The plaintiffs said they did not remove the documents until after consulting with attorneys and a former FCA whistleblower. Boston Scientific does not allege that documents taken in 2009 were intended or used for any purpose other than to bring a FCA case, Vazquez said.
Boston Scientific, based in Marlborough, Massachusetts, is a developer of medical devices.

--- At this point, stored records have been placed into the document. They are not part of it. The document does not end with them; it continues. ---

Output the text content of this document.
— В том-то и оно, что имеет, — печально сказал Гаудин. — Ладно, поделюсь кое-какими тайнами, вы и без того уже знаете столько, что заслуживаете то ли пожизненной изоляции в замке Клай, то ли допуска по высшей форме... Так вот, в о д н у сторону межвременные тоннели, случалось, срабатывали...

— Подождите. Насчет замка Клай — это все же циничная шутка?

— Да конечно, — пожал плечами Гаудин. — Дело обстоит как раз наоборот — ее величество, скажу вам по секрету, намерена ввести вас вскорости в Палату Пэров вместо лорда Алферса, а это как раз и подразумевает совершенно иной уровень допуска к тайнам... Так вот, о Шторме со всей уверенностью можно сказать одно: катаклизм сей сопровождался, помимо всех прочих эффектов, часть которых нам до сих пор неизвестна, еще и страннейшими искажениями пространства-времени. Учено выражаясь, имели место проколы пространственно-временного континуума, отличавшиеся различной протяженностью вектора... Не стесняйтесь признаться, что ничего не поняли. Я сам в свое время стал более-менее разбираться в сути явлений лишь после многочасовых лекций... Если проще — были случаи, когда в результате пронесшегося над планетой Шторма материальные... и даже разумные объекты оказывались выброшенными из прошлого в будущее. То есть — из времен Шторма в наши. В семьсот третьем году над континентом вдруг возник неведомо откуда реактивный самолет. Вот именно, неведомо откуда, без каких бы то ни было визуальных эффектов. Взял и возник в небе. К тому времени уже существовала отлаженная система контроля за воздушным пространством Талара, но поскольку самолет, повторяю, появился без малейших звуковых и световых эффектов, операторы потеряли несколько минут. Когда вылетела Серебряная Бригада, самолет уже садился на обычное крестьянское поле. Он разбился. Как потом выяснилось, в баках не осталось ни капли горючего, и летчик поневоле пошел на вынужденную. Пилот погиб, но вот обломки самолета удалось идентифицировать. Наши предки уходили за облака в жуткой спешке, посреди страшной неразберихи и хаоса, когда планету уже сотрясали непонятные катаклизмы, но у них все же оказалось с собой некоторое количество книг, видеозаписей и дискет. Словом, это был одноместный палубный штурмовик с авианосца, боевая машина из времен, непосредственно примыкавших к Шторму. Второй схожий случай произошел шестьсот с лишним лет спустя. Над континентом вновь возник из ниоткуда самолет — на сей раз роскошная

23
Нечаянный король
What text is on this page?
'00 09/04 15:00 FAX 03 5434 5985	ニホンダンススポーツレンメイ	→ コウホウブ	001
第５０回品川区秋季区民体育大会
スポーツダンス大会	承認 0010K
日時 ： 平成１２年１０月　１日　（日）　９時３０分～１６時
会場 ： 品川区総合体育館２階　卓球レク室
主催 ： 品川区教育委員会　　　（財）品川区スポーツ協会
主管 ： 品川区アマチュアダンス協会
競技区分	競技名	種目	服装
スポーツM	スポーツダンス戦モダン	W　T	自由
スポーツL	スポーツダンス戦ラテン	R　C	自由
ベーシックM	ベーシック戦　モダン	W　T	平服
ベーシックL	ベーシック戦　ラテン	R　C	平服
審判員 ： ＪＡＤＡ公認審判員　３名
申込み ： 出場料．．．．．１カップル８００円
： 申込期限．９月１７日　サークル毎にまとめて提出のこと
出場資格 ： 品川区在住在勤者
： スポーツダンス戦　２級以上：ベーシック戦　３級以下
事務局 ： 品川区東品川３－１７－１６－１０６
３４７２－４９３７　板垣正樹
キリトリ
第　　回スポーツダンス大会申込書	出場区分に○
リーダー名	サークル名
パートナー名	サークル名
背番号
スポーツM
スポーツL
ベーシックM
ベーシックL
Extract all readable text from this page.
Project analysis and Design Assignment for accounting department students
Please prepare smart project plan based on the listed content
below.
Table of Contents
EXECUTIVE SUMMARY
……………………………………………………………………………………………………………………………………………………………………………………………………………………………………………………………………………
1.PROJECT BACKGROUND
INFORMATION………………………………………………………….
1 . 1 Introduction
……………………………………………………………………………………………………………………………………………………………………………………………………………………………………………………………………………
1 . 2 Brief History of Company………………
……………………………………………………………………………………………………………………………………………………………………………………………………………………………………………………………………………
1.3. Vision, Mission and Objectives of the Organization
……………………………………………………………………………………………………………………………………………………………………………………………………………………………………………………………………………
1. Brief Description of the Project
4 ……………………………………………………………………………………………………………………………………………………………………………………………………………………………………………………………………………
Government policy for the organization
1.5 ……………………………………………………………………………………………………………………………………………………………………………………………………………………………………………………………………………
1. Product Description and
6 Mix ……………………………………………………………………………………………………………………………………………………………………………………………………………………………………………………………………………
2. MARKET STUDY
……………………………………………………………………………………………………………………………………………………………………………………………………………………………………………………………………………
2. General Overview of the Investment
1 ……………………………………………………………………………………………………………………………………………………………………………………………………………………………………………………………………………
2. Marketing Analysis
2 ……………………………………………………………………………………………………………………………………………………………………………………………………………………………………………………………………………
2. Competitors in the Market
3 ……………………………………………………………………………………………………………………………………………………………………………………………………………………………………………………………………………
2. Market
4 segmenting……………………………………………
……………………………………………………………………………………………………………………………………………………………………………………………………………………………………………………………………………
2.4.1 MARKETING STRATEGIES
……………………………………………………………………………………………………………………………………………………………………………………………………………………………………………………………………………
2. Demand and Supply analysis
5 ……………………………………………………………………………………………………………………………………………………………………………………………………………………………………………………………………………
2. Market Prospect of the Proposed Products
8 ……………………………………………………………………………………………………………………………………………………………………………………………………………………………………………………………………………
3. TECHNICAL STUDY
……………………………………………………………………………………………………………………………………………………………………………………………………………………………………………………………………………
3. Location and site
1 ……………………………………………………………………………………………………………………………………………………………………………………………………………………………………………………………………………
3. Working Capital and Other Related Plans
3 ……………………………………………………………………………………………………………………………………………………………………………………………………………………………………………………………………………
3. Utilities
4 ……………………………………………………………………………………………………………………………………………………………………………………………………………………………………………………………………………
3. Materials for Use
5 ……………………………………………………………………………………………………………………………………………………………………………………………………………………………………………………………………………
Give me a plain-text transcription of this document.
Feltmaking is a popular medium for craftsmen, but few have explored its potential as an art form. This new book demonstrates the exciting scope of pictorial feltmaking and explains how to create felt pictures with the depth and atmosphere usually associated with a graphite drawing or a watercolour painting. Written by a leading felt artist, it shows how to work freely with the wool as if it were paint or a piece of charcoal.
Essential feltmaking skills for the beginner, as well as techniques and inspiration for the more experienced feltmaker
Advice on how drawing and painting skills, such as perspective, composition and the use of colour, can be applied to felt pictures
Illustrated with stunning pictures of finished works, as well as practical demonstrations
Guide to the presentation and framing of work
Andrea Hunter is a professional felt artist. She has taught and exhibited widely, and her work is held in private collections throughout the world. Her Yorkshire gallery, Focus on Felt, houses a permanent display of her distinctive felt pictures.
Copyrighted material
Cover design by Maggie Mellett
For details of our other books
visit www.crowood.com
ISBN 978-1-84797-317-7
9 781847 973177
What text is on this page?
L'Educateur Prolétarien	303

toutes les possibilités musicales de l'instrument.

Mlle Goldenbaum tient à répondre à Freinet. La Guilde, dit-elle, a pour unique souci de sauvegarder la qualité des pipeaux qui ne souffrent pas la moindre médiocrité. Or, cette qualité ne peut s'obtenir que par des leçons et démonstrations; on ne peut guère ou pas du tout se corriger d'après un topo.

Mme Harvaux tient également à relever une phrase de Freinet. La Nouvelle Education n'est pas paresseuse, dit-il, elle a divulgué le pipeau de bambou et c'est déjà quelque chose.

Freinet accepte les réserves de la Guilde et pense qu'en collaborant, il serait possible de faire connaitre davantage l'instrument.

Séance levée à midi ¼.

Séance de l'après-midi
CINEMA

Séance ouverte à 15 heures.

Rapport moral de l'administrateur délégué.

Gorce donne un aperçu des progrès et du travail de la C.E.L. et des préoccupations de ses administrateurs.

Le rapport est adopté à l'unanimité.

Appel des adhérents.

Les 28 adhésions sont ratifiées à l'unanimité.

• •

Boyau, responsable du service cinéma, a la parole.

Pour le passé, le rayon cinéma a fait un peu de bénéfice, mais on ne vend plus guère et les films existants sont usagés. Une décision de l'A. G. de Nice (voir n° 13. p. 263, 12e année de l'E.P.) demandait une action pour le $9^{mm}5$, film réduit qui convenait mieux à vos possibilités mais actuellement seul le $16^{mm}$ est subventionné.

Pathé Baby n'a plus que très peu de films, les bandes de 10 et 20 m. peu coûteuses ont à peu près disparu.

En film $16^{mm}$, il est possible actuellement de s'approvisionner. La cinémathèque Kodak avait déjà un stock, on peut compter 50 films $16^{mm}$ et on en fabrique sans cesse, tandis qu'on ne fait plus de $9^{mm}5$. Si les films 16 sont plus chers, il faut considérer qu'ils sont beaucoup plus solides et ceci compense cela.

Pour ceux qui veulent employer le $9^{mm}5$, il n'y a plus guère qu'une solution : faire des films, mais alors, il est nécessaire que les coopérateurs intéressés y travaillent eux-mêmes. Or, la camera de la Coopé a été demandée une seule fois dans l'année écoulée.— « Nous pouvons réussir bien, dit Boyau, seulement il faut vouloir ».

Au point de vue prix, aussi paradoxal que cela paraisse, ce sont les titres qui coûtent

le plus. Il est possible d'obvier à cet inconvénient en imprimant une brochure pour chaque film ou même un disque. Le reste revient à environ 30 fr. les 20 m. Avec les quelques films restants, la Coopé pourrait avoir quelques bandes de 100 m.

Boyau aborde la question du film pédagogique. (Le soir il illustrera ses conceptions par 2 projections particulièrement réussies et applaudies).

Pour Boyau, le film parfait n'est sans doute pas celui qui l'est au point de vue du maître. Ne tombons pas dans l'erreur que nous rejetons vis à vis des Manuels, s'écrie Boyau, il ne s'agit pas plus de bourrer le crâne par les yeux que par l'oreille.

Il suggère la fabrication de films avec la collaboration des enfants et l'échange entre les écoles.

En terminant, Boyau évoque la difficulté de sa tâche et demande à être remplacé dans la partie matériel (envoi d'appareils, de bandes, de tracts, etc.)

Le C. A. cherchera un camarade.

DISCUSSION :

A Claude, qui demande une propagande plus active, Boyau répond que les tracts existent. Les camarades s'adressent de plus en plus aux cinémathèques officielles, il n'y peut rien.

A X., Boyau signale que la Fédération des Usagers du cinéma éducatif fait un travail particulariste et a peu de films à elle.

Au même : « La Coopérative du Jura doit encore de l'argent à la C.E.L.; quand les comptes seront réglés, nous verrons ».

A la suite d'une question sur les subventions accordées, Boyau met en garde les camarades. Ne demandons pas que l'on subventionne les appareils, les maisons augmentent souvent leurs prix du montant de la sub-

Felice Galant, of Norton Rose Fulbright in New York, who represented Boston Scientific, did not immediately return a call seeking comment. A Boston Scientific spokeswoman, Catherine Brady, said in an e-mail message, “the decision means that the case remains active. We believe that the case does not have merit and plan to continue to aggressively defend it.”
Local counsel for the plaintiffs, Grant McGuire of Tompkins, McGuire, Wachenfeld & Barry in Roseland, referred an inquiry to Arun Subramanian of Susman Godfrey in New York, who declined to comment.